Sie fühlte sich, als habe sich eine Tür in ihrem Leben
geöffnet – nein, keine Tür, sondern ein Portal,
eingefasst in Gold und Silber, und dahinter lag ein gelobtes
Land. Sie spürte noch Arveds Zunge in ihrem Mund,
spürte noch die Wärme seines Körpers, sein
Verlangen, seine Leidenschaft, zu der sie ihn kaum fähig
gehalten hatte. Was willst du eigentlich?, fragte es in ihr.
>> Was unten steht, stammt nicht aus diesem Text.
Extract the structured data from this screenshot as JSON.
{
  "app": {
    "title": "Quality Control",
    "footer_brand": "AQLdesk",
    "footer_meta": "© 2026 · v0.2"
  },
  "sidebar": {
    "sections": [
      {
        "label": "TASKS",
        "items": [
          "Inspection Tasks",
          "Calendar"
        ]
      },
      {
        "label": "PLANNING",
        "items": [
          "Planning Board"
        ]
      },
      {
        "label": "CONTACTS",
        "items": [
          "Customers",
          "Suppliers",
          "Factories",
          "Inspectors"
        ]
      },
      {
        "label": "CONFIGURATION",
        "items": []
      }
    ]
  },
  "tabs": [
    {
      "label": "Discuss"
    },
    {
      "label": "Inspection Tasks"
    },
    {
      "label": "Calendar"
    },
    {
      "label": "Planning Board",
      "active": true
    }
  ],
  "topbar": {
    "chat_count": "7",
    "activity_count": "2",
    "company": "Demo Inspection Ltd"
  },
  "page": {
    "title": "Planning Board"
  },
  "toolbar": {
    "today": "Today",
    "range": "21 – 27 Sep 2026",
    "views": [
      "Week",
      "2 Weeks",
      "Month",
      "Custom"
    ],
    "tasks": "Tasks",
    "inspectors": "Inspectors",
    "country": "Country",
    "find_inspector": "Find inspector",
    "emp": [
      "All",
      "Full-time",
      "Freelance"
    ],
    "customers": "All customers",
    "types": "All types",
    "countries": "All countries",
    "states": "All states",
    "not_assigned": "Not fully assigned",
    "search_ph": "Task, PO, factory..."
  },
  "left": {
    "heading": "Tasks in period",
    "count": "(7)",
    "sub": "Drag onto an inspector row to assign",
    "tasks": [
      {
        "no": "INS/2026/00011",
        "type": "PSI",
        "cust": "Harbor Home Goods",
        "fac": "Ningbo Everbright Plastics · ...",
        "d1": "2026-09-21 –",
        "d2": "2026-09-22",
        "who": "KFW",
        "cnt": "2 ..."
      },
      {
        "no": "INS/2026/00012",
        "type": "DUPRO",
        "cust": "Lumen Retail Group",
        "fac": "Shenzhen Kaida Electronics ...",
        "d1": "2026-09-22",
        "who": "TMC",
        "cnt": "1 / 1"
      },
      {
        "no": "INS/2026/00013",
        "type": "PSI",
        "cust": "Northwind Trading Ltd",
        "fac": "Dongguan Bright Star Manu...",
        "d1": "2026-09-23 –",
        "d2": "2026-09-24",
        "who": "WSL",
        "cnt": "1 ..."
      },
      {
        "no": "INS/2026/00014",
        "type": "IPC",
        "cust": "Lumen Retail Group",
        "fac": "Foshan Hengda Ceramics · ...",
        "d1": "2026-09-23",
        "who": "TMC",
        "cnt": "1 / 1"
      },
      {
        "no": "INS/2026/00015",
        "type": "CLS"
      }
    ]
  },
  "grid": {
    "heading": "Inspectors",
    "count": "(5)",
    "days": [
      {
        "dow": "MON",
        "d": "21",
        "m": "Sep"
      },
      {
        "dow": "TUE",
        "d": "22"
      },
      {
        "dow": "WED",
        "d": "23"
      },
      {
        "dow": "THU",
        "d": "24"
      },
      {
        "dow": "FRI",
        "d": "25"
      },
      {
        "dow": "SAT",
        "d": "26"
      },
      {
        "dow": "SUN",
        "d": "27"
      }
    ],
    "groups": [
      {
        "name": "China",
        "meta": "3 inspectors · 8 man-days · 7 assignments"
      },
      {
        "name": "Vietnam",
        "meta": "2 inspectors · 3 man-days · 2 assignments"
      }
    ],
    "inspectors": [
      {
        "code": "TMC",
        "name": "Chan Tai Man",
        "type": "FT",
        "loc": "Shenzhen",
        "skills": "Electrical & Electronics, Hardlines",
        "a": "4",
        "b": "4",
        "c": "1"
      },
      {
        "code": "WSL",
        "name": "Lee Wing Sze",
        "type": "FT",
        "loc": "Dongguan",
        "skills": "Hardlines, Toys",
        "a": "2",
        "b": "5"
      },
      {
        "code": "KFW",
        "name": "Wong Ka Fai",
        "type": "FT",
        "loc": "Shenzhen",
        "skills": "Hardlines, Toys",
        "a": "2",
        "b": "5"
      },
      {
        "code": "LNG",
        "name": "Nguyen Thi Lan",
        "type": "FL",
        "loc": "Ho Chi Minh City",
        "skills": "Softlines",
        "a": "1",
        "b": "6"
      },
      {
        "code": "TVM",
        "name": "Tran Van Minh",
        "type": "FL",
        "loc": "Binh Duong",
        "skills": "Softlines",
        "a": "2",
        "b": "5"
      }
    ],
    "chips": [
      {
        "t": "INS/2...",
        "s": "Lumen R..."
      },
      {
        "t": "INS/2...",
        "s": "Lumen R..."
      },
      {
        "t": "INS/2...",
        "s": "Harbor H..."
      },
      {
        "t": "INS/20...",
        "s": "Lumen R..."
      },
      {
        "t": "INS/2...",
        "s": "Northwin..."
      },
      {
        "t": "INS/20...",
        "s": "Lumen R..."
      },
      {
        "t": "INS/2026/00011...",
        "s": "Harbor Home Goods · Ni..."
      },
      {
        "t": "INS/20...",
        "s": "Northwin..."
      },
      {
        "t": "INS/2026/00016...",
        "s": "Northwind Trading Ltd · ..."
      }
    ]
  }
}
Einen Sohn, den du bemuttern kannst, oder einen Mann? Arved war
mindestens zehn Jahre jünger als sie, aber was machte das
schon? Zu wenig, um wirklich als ihr Sohn zu gelten. Wie alt
fühlst du dich? Wieder jung.
    Die Flamme züngelte um den Einband, betastete ihn,
schreckte zurück. Lioba schlug das Buch im Waschbecken auf,
hielt das Feuerzeug an die Seiten, aber sie brannten nicht. Alle
Liebesgefühle wichen für den Augenblick. Lioba ging in
ihr Arbeitszimmer, trug einiges an Zeitungen und Magazinen
zusammen, warf sie ins Waschbecken, nachdem sie das Schattenbuch
daraus hervorgeholt hatte, und zündete sie an. Sie brannten
sofort lichterloh. Dann warf sie das Buch hinein.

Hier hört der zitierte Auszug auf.